Disclosure statement

No potential conflict of interest was reported by the author(s).

Notes

1 The concept of ethnic community as used in this study borrows from the definitions of Gellner (Citation1989) and Detrez (Citation1996, 17), who describe it in terms of “a group of people with a common language, religion, moral and social values through which the members consider themselves as a community” (translation from Dutch). By extension, the ethnic language is the linguistic dimension of identification with the ethnic community, and thus the mother tongue spoken by that community.

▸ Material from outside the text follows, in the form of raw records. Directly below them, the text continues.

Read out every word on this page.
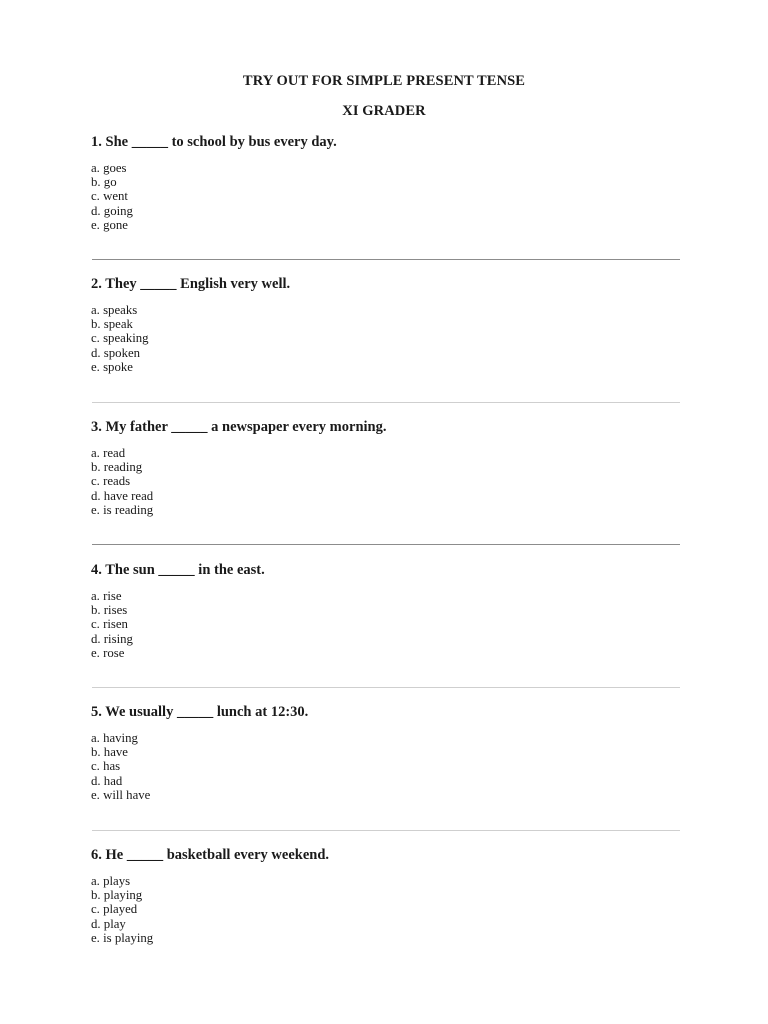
TRY OUT FOR SIMPLE PRESENT TENSE
XI GRADER

1. She _____ to school by bus every day.

a. goes
b. go
c. went
d. going
e. gone

2. They _____ English very well.

a. speaks
b. speak
c. speaking
d. spoken
e. spoke

3. My father _____ a newspaper every morning.

a. read
b. reading
c. reads
d. have read
e. is reading

4. The sun _____ in the east.

a. rise
b. rises
c. risen
d. rising
e. rose

5. We usually _____ lunch at 12:30.

a. having
b. have
c. has
d. had
e. will have

6. He _____ basketball every weekend.

a. plays
b. playing
c. played
d. play
e. is playing
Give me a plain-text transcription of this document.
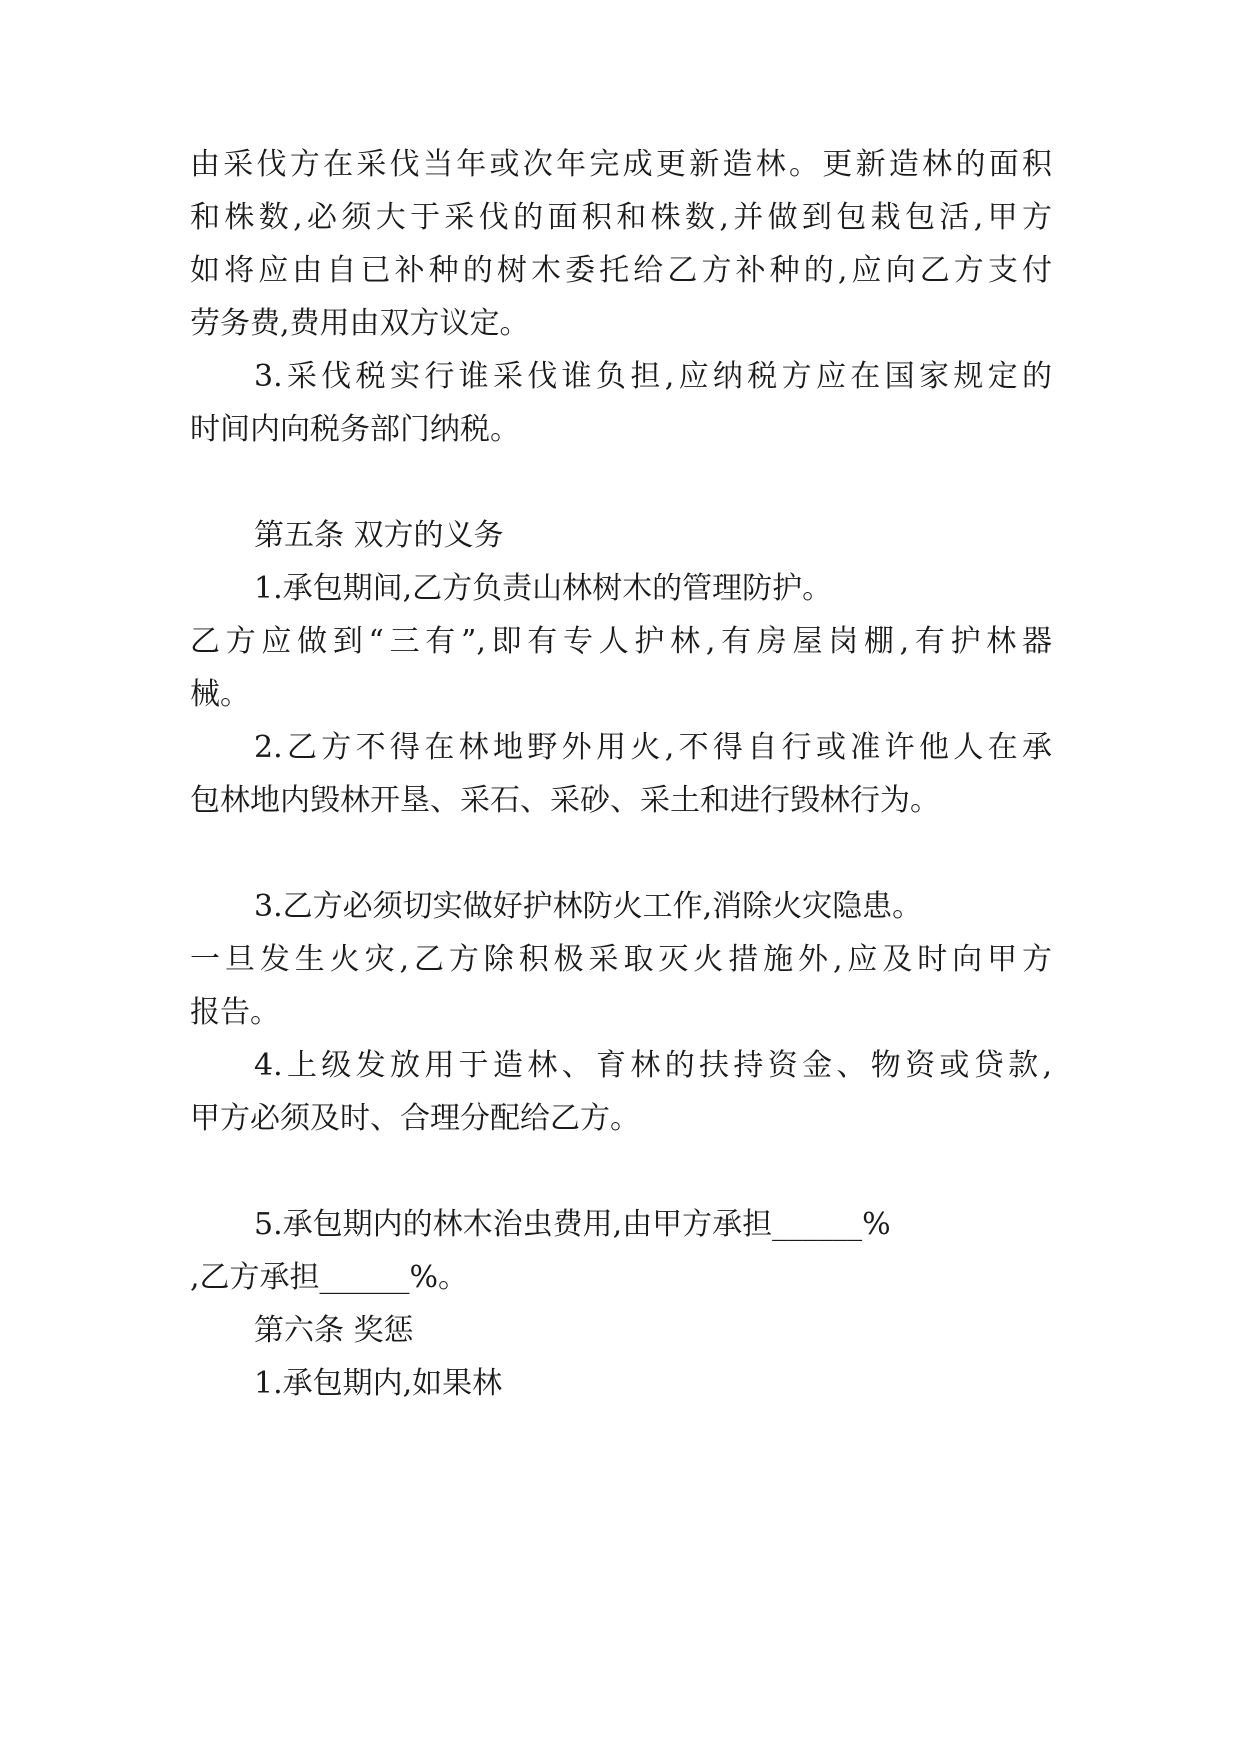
由采伐方在采伐当年或次年完成更新造林。更新造林的面积
和株数,必须大于采伐的面积和株数,并做到包栽包活,甲方
如将应由自已补种的树木委托给乙方补种的,应向乙方支付
劳务费,费用由双方议定。
3.采伐税实行谁采伐谁负担,应纳税方应在国家规定的
时间内向税务部门纳税。
第五条 双方的义务
1.承包期间,乙方负责山林树木的管理防护。
乙方应做到“三有”,即有专人护林,有房屋岗棚,有护林器
械。
2.乙方不得在林地野外用火,不得自行或准许他人在承
包林地内毁林开垦、采石、采砂、采土和进行毁林行为。
3.乙方必须切实做好护林防火工作,消除火灾隐患。
一旦发生火灾,乙方除积极采取灭火措施外,应及时向甲方
报告。
4.上级发放用于造林、育林的扶持资金、物资或贷款,
甲方必须及时、合理分配给乙方。
5.承包期内的林木治虫费用,由甲方承担______%
,乙方承担______%。
第六条 奖惩
1.承包期内,如果林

2 Our understanding of the term “graffscape”, following Pennycook (Citation2010), in Pristina encompasses the combination of graffiti inscriptions (including various graffiti pieces, tags, murals and other forms of graffiti coexisting within a region). As such, it extends beyond individual graffiti inscriptions, and encompasses the collective presence of graffiti within the semiotic construction of Pristina’s public space.

3 We understand graffiti “mash-ups” here as layered spraypaintings that convey the message through the use of different semiotic modes (text, image) and expressive styles (various fonts, and colors).